In the meantime, a weekly newspaper came out with posters and the headline, BOOZE AND BALLYHOO: TIVOLI STAR’S LIFE. The article itself could have been worse, but the headline made the whole thing look like a cheap publicity stunt. It upset Lillian Roth so much that those close to her were afraid she might ‘break’. I remember rushing through a night of teeming rain to see her at the Tivoli again and to assure her that this made no difference to our invitation. We sometimes say, “In the Lord’s work every biff is a boost” and this certainly proved true in this case. It was wonderful publicity really and the Sunday evening attendance jumped from eight hundred to one thousand two hundred the night Lillian and Burt came. Most of the chorus girls were there, dressed rather differently. Quite a few potential members of AA were also present.
In this way I found myself the ‘non-alcoholic, non-anonymous shepherd’ of what came to be called the Melbourne Group. Because they could not get anywhere else to meet we lent them the minister’s room in the Independent Hall. That was their base for the next two years and in that period we saw hundreds ‘get on the program’ and new life return to many who had been hopeless and to families who had been facing hell for years.
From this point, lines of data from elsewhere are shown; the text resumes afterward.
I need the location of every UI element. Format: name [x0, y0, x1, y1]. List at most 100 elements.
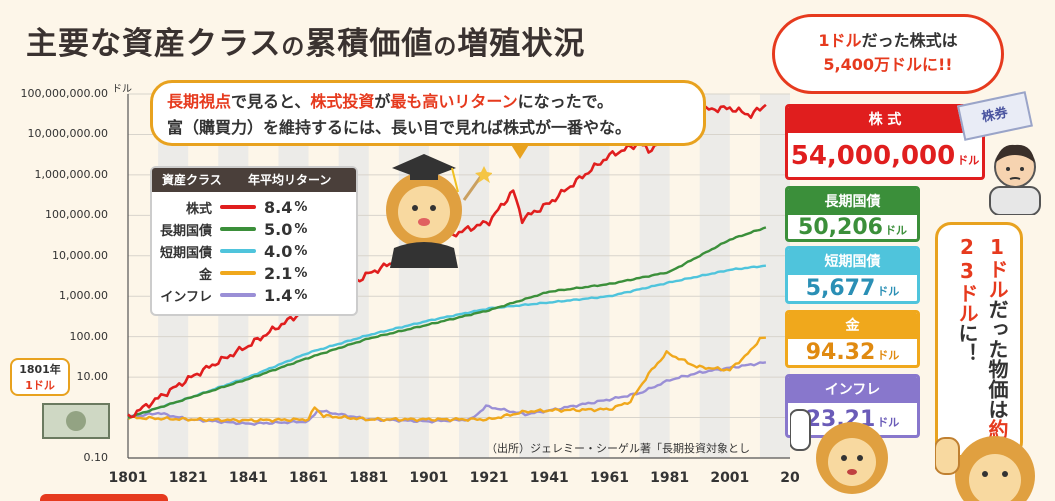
- legend-percent-sign: %: [294, 243, 308, 259]
- value-card-number: 50,206: [798, 215, 883, 240]
- x-tick-label: 20: [780, 470, 800, 486]
- plot-stripe: [459, 94, 490, 458]
- value-card-unit: ドル: [877, 285, 900, 298]
- x-tick-label: 1981: [650, 470, 690, 486]
- speech-line1: 長期視点で見ると、株式投資が最も高いリターンになったで。: [167, 89, 689, 115]
- speech-bubble: 長期視点で見ると、株式投資が最も高いリターンになったで。 富（購買力）を維持する…: [150, 80, 706, 146]
- long-bond-series-line: [127, 226, 767, 419]
- professor-lion-icon: [386, 154, 492, 268]
- value-card: 短期国債 5,677 ドル: [785, 246, 920, 304]
- speech-line2: 富（購買力）を維持するには、長い目で見れば株式が一番やな。: [167, 118, 632, 137]
- title-no2: の: [433, 34, 458, 60]
- inflation-note: 1ドルだった物価は約23ドルに！: [935, 222, 1023, 458]
- cloud-line1-a: 1ドル: [818, 31, 862, 50]
- plot-stripe: [579, 94, 610, 458]
- legend-col-return: 年平均リターン: [248, 173, 332, 187]
- footer-bar: [40, 494, 168, 501]
- y-unit-label: ドル: [112, 84, 132, 95]
- value-card-unit: ドル: [957, 154, 980, 167]
- legend-percent-sign: %: [294, 221, 308, 237]
- value-card-name: インフレ: [788, 377, 917, 403]
- legend-return-value: 5.0: [264, 219, 293, 239]
- legend-row: 短期国債 4.0%: [152, 240, 356, 262]
- legend-percent-sign: %: [294, 199, 308, 215]
- value-card: 金 94.32 ドル: [785, 310, 920, 368]
- legend-rows: 株式 8.4% 長期国債 5.0% 短期国債 4.0% 金 2.1% インフレ 1.4%: [152, 192, 356, 306]
- legend-row: 長期国債 5.0%: [152, 218, 356, 240]
- y-tick-label: 10.00: [76, 370, 109, 384]
- inflation-note-c: 約23ドル: [955, 235, 1009, 439]
- y-tick-label: 1,000,000.00: [34, 167, 108, 181]
- title-no1: の: [281, 34, 306, 60]
- value-card-number: 54,000,000: [790, 141, 956, 171]
- source-note: （出所）ジェレミー・シーゲル著「長期投資対象とし: [486, 442, 750, 455]
- legend-swatch: [220, 249, 256, 253]
- legend-row: インフレ 1.4%: [152, 284, 356, 306]
- cloud-line1: 1ドルだった株式は: [775, 29, 1001, 53]
- title-part1: 主要な資産クラス: [26, 26, 282, 62]
- speech-highlight-3: 最も高いリターン: [390, 92, 518, 111]
- value-card-amount: 50,206 ドル: [788, 215, 917, 240]
- x-tick-label: 1821: [168, 470, 208, 486]
- value-card-name: 株 式: [788, 107, 982, 133]
- legend-swatch: [220, 227, 256, 231]
- y-tick-label: 10,000,000.00: [27, 127, 108, 141]
- badge-1801-year: 1801年: [19, 363, 61, 376]
- plot-stripe: [759, 94, 790, 458]
- badge-1801: 1801年 1ドル: [10, 358, 70, 396]
- short-bill-series-line: [127, 264, 766, 420]
- value-card-name: 短期国債: [788, 249, 917, 275]
- speech-text-1: で見ると、: [231, 92, 311, 111]
- value-card-unit: ドル: [877, 416, 900, 429]
- cloud-line2: 5,400万ドルに!!: [823, 55, 953, 74]
- speech-text-2: が: [374, 92, 391, 111]
- speech-tail: [510, 143, 530, 159]
- legend-swatch: [220, 271, 256, 275]
- legend-return-value: 2.1: [264, 263, 293, 283]
- legend-return-value: 1.4: [264, 285, 293, 305]
- legend-percent-sign: %: [294, 287, 308, 303]
- y-tick-label: 100,000.00: [45, 208, 108, 222]
- value-card-amount: 54,000,000 ドル: [788, 133, 982, 177]
- badge-1801-dollar: 1ドル: [25, 379, 55, 392]
- value-card: 長期国債 50,206 ドル: [785, 186, 920, 242]
- title-part2: 累積価値: [305, 26, 434, 62]
- value-card: インフレ 23.21 ドル: [785, 374, 920, 438]
- inflation-note-b: だった物価は: [985, 299, 1009, 419]
- y-tick-label: 10,000.00: [52, 248, 108, 262]
- callout-cloud: 1ドルだった株式は 5,400万ドルに!!: [772, 14, 1004, 94]
- y-tick-label: 100,000,000.00: [20, 87, 108, 100]
- legend-header: 資産クラス 年平均リターン: [152, 168, 356, 192]
- legend-asset-name: 株式: [185, 201, 212, 217]
- value-card-number: 5,677: [805, 276, 876, 301]
- x-tick-label: 1961: [589, 470, 629, 486]
- page-title: 主要な資産クラスの累積価値の増殖状況: [26, 18, 585, 63]
- legend-table: 資産クラス 年平均リターン 株式 8.4% 長期国債 5.0% 短期国債 4.0% 金 2.1…: [150, 166, 358, 316]
- x-tick-label: 1921: [469, 470, 509, 486]
- legend-col-asset: 資産クラス: [162, 173, 222, 187]
- thinking-man-icon: [989, 144, 1041, 215]
- legend-return-value: 4.0: [264, 241, 293, 261]
- value-card-amount: 5,677 ドル: [788, 275, 917, 301]
- cloud-line1-b: だった株式は: [861, 31, 958, 50]
- value-card: 株 式 54,000,000 ドル: [785, 104, 985, 180]
- x-tick-label: 1861: [289, 470, 329, 486]
- value-card-unit: ドル: [884, 224, 907, 237]
- legend-row: 株式 8.4%: [152, 196, 356, 218]
- legend-swatch: [220, 205, 256, 209]
- speech-highlight-1: 長期視点: [167, 92, 232, 111]
- x-tick-label: 1841: [228, 470, 268, 486]
- legend-row: 金 2.1%: [152, 262, 356, 284]
- y-tick-label: 100.00: [69, 329, 109, 343]
- value-card-unit: ドル: [877, 349, 900, 362]
- legend-asset-name: インフレ: [160, 289, 212, 305]
- y-tick-label: 1,000.00: [59, 289, 108, 303]
- speech-highlight-2: 株式投資: [310, 92, 375, 111]
- pointing-lion-icon: [790, 409, 888, 494]
- x-tick-label: 1901: [409, 470, 449, 486]
- ticket-label: 株券: [980, 105, 1010, 126]
- x-tick-label: 1881: [349, 470, 389, 486]
- x-tick-label: 1941: [529, 470, 569, 486]
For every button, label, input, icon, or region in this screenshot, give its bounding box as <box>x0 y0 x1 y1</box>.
When I saw what the AA program could do for people with this particular problem I wondered if similar principles could not help others. I came to see that basically the trouble is emotional and spiritual tension. Many people find life difficult for the same reason, but their suffering takes other forms, nervous breakdowns to mention only one. If the AA program can help alcoholics so amazingly why should it not also help these other sufferers? More and more I found it would and one result was a book PERSONAL PEACE AND POWER which incorporated a number of stories from the early days of AA in Melbourne. This book was followed by HAPPINESS IS A HABIT which seems to have met a need because one hundred and eighteen thousand have been sold in Britain, America and here. Since then I have written eight other books, but none of them have helped nearly so much as those early ones which were linked so closely to the AA program and AA experience.